Lendenfeldarane I (5): Amorphous powder; +20 (c 0.07, CHCl3); IR (ATR) νmax 3460, 1745, 1701 cm−1; 1H and 13C NMR spectroscopic data, see Table 3; ESIMS: m/z 497 [M + Na]+; HRESIMS: m/z 497.28757 (calcd. for C28H42O6 + Na, 497.28736).
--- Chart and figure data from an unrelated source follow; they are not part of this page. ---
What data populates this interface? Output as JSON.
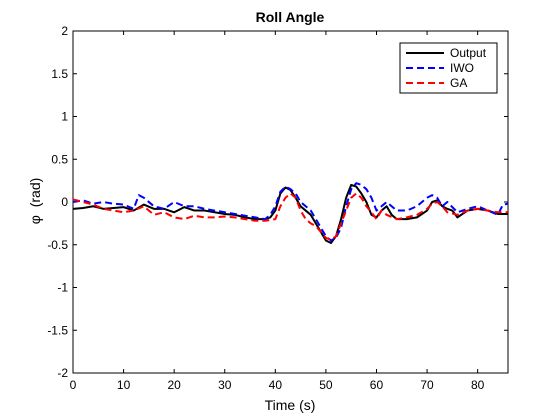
{
  "chart_data": {
    "type": "line",
    "title": "Roll Angle",
    "xlabel": "Time (s)",
    "ylabel_symbol": "φ",
    "ylabel_unit": "(rad)",
    "xlim": [
      0,
      86
    ],
    "ylim": [
      -2,
      2
    ],
    "xticks": [
      0,
      10,
      20,
      30,
      40,
      50,
      60,
      70,
      80
    ],
    "yticks": [
      -2,
      -1.5,
      -1,
      -0.5,
      0,
      0.5,
      1,
      1.5,
      2
    ],
    "grid": false,
    "legend_position": "top-right",
    "series": [
      {
        "name": "Output",
        "color": "#000000",
        "style": "solid",
        "x": [
          0,
          2,
          4,
          6,
          8,
          10,
          12,
          14,
          16,
          18,
          20,
          22,
          24,
          26,
          28,
          30,
          32,
          34,
          36,
          38,
          39,
          40,
          41,
          42,
          43,
          44,
          45,
          46,
          47,
          48,
          49,
          50,
          51,
          52,
          53,
          54,
          55,
          56,
          57,
          58,
          59,
          60,
          61,
          62,
          63,
          64,
          66,
          68,
          70,
          71,
          72,
          73,
          74,
          75,
          76,
          78,
          80,
          82,
          84,
          86
        ],
        "values": [
          -0.08,
          -0.07,
          -0.05,
          -0.08,
          -0.07,
          -0.06,
          -0.1,
          -0.03,
          -0.08,
          -0.08,
          -0.12,
          -0.06,
          -0.1,
          -0.1,
          -0.12,
          -0.14,
          -0.15,
          -0.18,
          -0.2,
          -0.2,
          -0.18,
          -0.1,
          0.1,
          0.17,
          0.14,
          0.05,
          -0.05,
          -0.1,
          -0.15,
          -0.25,
          -0.35,
          -0.45,
          -0.48,
          -0.4,
          -0.2,
          0.05,
          0.2,
          0.18,
          0.1,
          0.0,
          -0.15,
          -0.18,
          -0.1,
          -0.05,
          -0.15,
          -0.2,
          -0.2,
          -0.18,
          -0.1,
          0.0,
          0.02,
          -0.05,
          -0.08,
          -0.1,
          -0.18,
          -0.1,
          -0.08,
          -0.1,
          -0.14,
          -0.14
        ]
      },
      {
        "name": "IWO",
        "color": "#0000ff",
        "style": "dashed",
        "x": [
          0,
          2,
          4,
          6,
          8,
          10,
          12,
          13,
          14,
          16,
          18,
          20,
          22,
          24,
          26,
          28,
          30,
          32,
          34,
          36,
          38,
          39,
          40,
          41,
          42,
          43,
          44,
          45,
          46,
          47,
          48,
          49,
          50,
          51,
          52,
          53,
          54,
          55,
          56,
          57,
          58,
          59,
          60,
          61,
          62,
          64,
          66,
          68,
          70,
          71,
          72,
          73,
          74,
          76,
          78,
          80,
          82,
          84,
          85,
          86
        ],
        "values": [
          0.0,
          0.02,
          -0.02,
          0.0,
          -0.02,
          -0.03,
          -0.08,
          0.08,
          0.05,
          -0.05,
          -0.08,
          0.0,
          -0.05,
          -0.05,
          -0.08,
          -0.1,
          -0.12,
          -0.14,
          -0.16,
          -0.18,
          -0.2,
          -0.15,
          -0.05,
          0.12,
          0.18,
          0.15,
          0.1,
          0.0,
          -0.05,
          -0.1,
          -0.2,
          -0.3,
          -0.4,
          -0.45,
          -0.42,
          -0.3,
          -0.05,
          0.15,
          0.22,
          0.2,
          0.15,
          0.05,
          -0.1,
          -0.05,
          0.0,
          -0.1,
          -0.1,
          -0.05,
          0.05,
          0.08,
          0.05,
          -0.05,
          0.0,
          -0.12,
          -0.08,
          -0.05,
          -0.1,
          -0.15,
          -0.03,
          -0.02
        ]
      },
      {
        "name": "GA",
        "color": "#ff0000",
        "style": "dashed",
        "x": [
          0,
          2,
          4,
          6,
          8,
          10,
          12,
          14,
          16,
          18,
          20,
          22,
          24,
          26,
          28,
          30,
          32,
          34,
          36,
          38,
          40,
          41,
          42,
          43,
          44,
          45,
          46,
          47,
          48,
          49,
          50,
          51,
          52,
          53,
          54,
          55,
          56,
          57,
          58,
          59,
          60,
          61,
          62,
          64,
          66,
          68,
          70,
          71,
          72,
          73,
          74,
          76,
          78,
          80,
          82,
          84,
          86
        ],
        "values": [
          0.03,
          0.0,
          -0.03,
          -0.08,
          -0.1,
          -0.12,
          -0.1,
          -0.05,
          -0.15,
          -0.12,
          -0.18,
          -0.2,
          -0.16,
          -0.18,
          -0.18,
          -0.17,
          -0.18,
          -0.2,
          -0.22,
          -0.22,
          -0.2,
          -0.05,
          0.05,
          0.1,
          0.05,
          -0.1,
          -0.2,
          -0.25,
          -0.28,
          -0.35,
          -0.42,
          -0.44,
          -0.4,
          -0.25,
          -0.1,
          0.05,
          0.1,
          0.05,
          -0.05,
          -0.12,
          -0.2,
          -0.1,
          -0.15,
          -0.2,
          -0.18,
          -0.15,
          -0.08,
          -0.02,
          0.0,
          -0.05,
          -0.12,
          -0.15,
          -0.1,
          -0.08,
          -0.1,
          -0.12,
          -0.12
        ]
      }
    ]
  }
}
Lendenfeldarane J (6): Amorphous powder; −25 (c 0.07, CHCl3); IR (ATR) νmax 3463, 1738 cm−1; 1H and 13C NMR spectroscopic data, see Table 3; ESIMS: m/z 497 [M + Na]+; HRESIMS: m/z 497.28729 (calcd. for C28H42O6 + Na, 497.28736).

3.4. ECD Calculations

The lowest energies of 1a (5S,8R,9S,10R,13S,14S,16S,17S,18S,24S, and 25R) and 1b (5R,8S,9R,10S, 13R,14R,16R,17R,18R,24R, and 25S) were calculated and the data were performed by the Gaussian 09 software (Gaussian Inc., Wallingford, CT, USA). The density functional theory (DFT) at the B3LYP/6-31G(d) level in the gas phase were used to obtain the restricted conformation. The final ECD files were generated by GaussSum 2.2.5 software with a bandwidth σ of 0.5 eV. The calculated ECD and experimental ECD curves were drawn by Excel.
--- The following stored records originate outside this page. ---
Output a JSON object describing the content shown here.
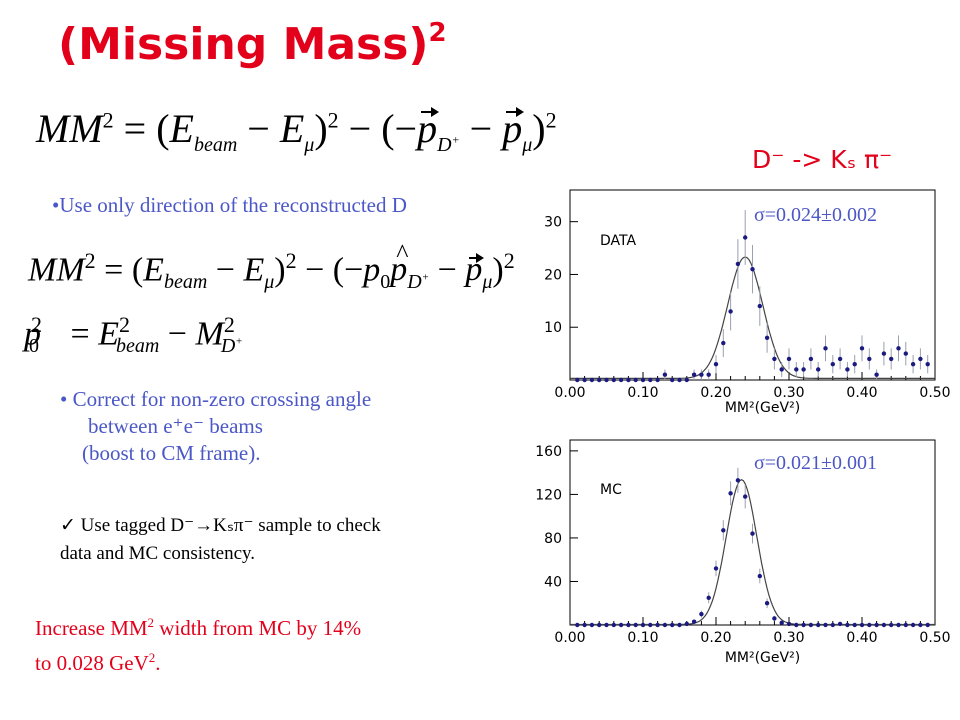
{
  "slide": {
    "title": "(Missing Mass)",
    "title_sup": "2",
    "equations": {
      "eq1": "MM² = (E_beam − E_μ)² − (−p⃗_D+ − p⃗_μ)²",
      "eq2": "MM² = (E_beam − E_μ)² − (−p₀ p̂_D+ − p⃗_μ)²",
      "eq3": "p₀² = E²_beam − M²_D+"
    },
    "bullet1": "•Use only direction of the reconstructed D",
    "bullet2": {
      "line1": "•  Correct for non-zero crossing angle",
      "line2": "between e⁺e⁻ beams",
      "line3": "(boost to CM frame)."
    },
    "check": {
      "line1": "✓ Use tagged D⁻→Kₛπ⁻ sample to check",
      "line2": "data and MC consistency."
    },
    "conclusion": {
      "line1_a": "Increase MM",
      "line1_sup": "2",
      "line1_b": " width from MC by 14%",
      "line2_a": "to 0.028 GeV",
      "line2_sup": "2",
      "line2_b": "."
    },
    "decay_label": "D⁻ -> Kₛ π⁻",
    "sigma_data": "σ=0.024±0.002",
    "sigma_mc": "σ=0.021±0.001",
    "colors": {
      "title": "#e3001b",
      "text": "#4b57c6",
      "highlight": "#e3001b",
      "points": "#1a1a80",
      "fit": "#444444"
    }
  },
  "chart_data": [
    {
      "type": "scatter",
      "label": "DATA",
      "xlabel": "MM²(GeV²)",
      "xlim": [
        0.0,
        0.5
      ],
      "ylim": [
        0,
        36
      ],
      "xticks": [
        "0.00",
        "0.10",
        "0.20",
        "0.30",
        "0.40",
        "0.50"
      ],
      "yticks": [
        "10",
        "20",
        "30"
      ],
      "ytick_values": [
        10,
        20,
        30
      ],
      "fit": {
        "mean": 0.24,
        "sigma": 0.024,
        "amplitude": 23,
        "baseline": 0.3
      },
      "series": [
        {
          "x": [
            0.01,
            0.02,
            0.03,
            0.04,
            0.05,
            0.06,
            0.07,
            0.08,
            0.09,
            0.1,
            0.11,
            0.12,
            0.13,
            0.14,
            0.15,
            0.16,
            0.17,
            0.18,
            0.19,
            0.2,
            0.21,
            0.22,
            0.23,
            0.24,
            0.25,
            0.26,
            0.27,
            0.28,
            0.29,
            0.3,
            0.31,
            0.32,
            0.33,
            0.34,
            0.35,
            0.36,
            0.37,
            0.38,
            0.39,
            0.4,
            0.41,
            0.42,
            0.43,
            0.44,
            0.45,
            0.46,
            0.47,
            0.48,
            0.49
          ],
          "y": [
            0,
            0,
            0,
            0,
            0,
            0,
            0,
            0,
            0,
            0,
            0,
            0,
            1,
            0,
            0,
            0,
            1,
            1,
            1,
            3,
            7,
            13,
            22,
            27,
            21,
            14,
            8,
            4,
            2,
            4,
            2,
            2,
            4,
            2,
            6,
            3,
            4,
            2,
            3,
            6,
            4,
            1,
            5,
            4,
            6,
            5,
            3,
            4,
            3
          ]
        }
      ]
    },
    {
      "type": "scatter",
      "label": "MC",
      "xlabel": "MM²(GeV²)",
      "xlim": [
        0.0,
        0.5
      ],
      "ylim": [
        0,
        170
      ],
      "xticks": [
        "0.00",
        "0.10",
        "0.20",
        "0.30",
        "0.40",
        "0.50"
      ],
      "yticks": [
        "40",
        "80",
        "120",
        "160"
      ],
      "ytick_values": [
        40,
        80,
        120,
        160
      ],
      "fit": {
        "mean": 0.235,
        "sigma": 0.021,
        "amplitude": 133,
        "baseline": 0.5
      },
      "series": [
        {
          "x": [
            0.01,
            0.02,
            0.03,
            0.04,
            0.05,
            0.06,
            0.07,
            0.08,
            0.09,
            0.1,
            0.11,
            0.12,
            0.13,
            0.14,
            0.15,
            0.16,
            0.17,
            0.18,
            0.19,
            0.2,
            0.21,
            0.22,
            0.23,
            0.24,
            0.25,
            0.26,
            0.27,
            0.28,
            0.29,
            0.3,
            0.31,
            0.32,
            0.33,
            0.34,
            0.35,
            0.36,
            0.37,
            0.38,
            0.39,
            0.4,
            0.41,
            0.42,
            0.43,
            0.44,
            0.45,
            0.46,
            0.47,
            0.48,
            0.49
          ],
          "y": [
            0,
            0,
            0,
            0,
            0,
            0,
            0,
            0,
            0,
            0,
            0,
            0,
            0,
            0,
            0,
            1,
            3,
            10,
            25,
            52,
            87,
            121,
            133,
            118,
            84,
            45,
            20,
            6,
            2,
            1,
            0,
            0,
            0,
            0,
            0,
            0,
            1,
            0,
            0,
            0,
            0,
            0,
            0,
            0,
            0,
            0,
            0,
            0,
            0
          ]
        }
      ]
    }
  ]
}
3.5. Superoxide Anion Generation and Elastase Release by Human Neutrophils

Human neutrophils were obtained from healthy human volunteers and were isolated by Ficoll centrifugation and dextran sedimentation. Purified neutrophils were re-suspended in calcium (Ca2+)-free Hank’s balanced salt solution (HBSS) buffer at pH 7.4 and were maintained at 4 °C before use. For the superoxide anion generation assay, neutrophils (6 × 105 cell/mL) were equilibrated in ferricytochrome c (0.6 mg/mL) and Ca2+ (1 mM) at 37 °C for 5 min and incubated with DMSO (0.1%) or tested compounds for another 5 min [24]. Cells were activated with formyl-methionyl-leucyl-phenylalanine (fMLF, 0.1 μM) for 10 min after priming with cytochalasin B (CB, 1 μg/mL) for 3 min. The change in absorbance was monitored continuously at 550 nm with a spectrophotometer (Hitachi U-3010). For the elastase release assay, neutrophils (6 × 105 cell/mL) were equilibrated in MeO-Suc-Ala-Ala-Pro-Val-p-nitroanilide (100 μM) and Ca2+ (1 mM) at 37 °C for 5 min and incubated with dimethyl sulfoxide (DMSO) (0.1%) or test compounds for another 5 min. The cells were activated with fMLF (0.1 μM) for 10 min after the priming with CB (0.5 μg/mL) for 3 min. The change in absorbance was monitored continuously at 405 nm with a spectrophotometer [24]. The results are recorded as the mean ± SEM of three measurements. The inhibition % was measured at 10 μM concentration of each compound, and IC50 values were estimated from dose-response curves. Statistical analysis was carried out using Student’s t-tests with SigmaPlot (Systat Software, San Jose, CA, USA).

4. Conclusions

The current work is the first to illustrate the anti-neutrophilic inflammatory properties of scalarane-type sesterterpenoids, and reported a series of metabolites with novel structures, lendenfeldaranes E–J (1–6). These results also suggested a structural dependent specificity of C-22-acetylation in neutrophilic targets, which motivates future research to illustrate structural dependent specificity as well as further clarify the corresponding molecular mechanisms of the active leads.